Beyond graphene: Advances make reduced graphene oxide electronics feasible
Researchers at North Carolina State University have developed a technique for converting positively charged (p-type) reduced graphene oxide (rGO) into negatively charged (n-type) rGO, creating a layered material that can be used to develop rGO-based transistors for use in electronic devices.
"Graphene is extremely conductive, but is not a semiconductor; graphene oxide has a bandgap like a semiconductor, but does not conduct well at all — so we created rGO," says Jay Narayan, the John C. Fan Distinguished Chair Professor of Materials Science and Engineering at NC State and corresponding author of a paper describing the work. "But rGO is p-type, and we needed to find a way to make n-type rGO. And now we have it for next-generation, two-dimensional electronic devices."

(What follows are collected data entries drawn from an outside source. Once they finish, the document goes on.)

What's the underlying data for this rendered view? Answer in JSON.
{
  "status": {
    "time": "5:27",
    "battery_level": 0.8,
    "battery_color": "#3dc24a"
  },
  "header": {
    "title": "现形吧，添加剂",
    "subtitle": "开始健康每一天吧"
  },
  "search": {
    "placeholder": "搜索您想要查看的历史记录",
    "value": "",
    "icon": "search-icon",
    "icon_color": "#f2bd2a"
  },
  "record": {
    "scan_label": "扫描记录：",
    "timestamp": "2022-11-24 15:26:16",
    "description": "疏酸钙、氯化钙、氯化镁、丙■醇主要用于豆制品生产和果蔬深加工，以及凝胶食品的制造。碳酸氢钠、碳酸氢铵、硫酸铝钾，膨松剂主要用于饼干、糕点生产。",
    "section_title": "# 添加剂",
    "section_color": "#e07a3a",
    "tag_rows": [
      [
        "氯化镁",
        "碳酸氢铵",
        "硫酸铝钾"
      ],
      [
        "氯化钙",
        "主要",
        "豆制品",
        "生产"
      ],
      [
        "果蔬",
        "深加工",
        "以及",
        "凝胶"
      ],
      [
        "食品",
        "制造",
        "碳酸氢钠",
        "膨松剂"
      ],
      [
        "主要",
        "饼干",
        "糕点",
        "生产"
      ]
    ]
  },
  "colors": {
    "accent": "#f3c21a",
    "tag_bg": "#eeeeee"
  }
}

Specifically, Narayan and Anagh Bhaumik — a Ph.D. student in his lab — demonstrated two things in this study. First, they were able to integrate rGO onto sapphire and silicon wafers — across the entire wafer.
Second, the researchers used high-powered laser pulses to disrupt chemical groups at regular intervals across the wafer. This disruption moved electrons from one group to another, effectively converting p-type rGO to n-type rGO. The entire process is done at room temperature and pressure using high-power nanosecond laser pulses, and is completed in less than one-fifth of a microsecond. The laser radiation annealing provides a high degree of spatial and depth control for creating the n-type regions needed to create p-n junction-based two-dimensional electronic devices.
The end result is a wafer with a layer of n-type rGO on the surface and a layer of p-type rGO underneath.
This is critical, because the p-n junction, where the two types meet, is what makes the material useful for transistor applications.
The paper, "Conversion of p to n-type Reduced Graphene Oxide by Laser Annealing at Room Temperature and Pressure," is published in the Journal of Applied Physics. Bhaumik is lead author. The work was done with support from the National Science Foundation.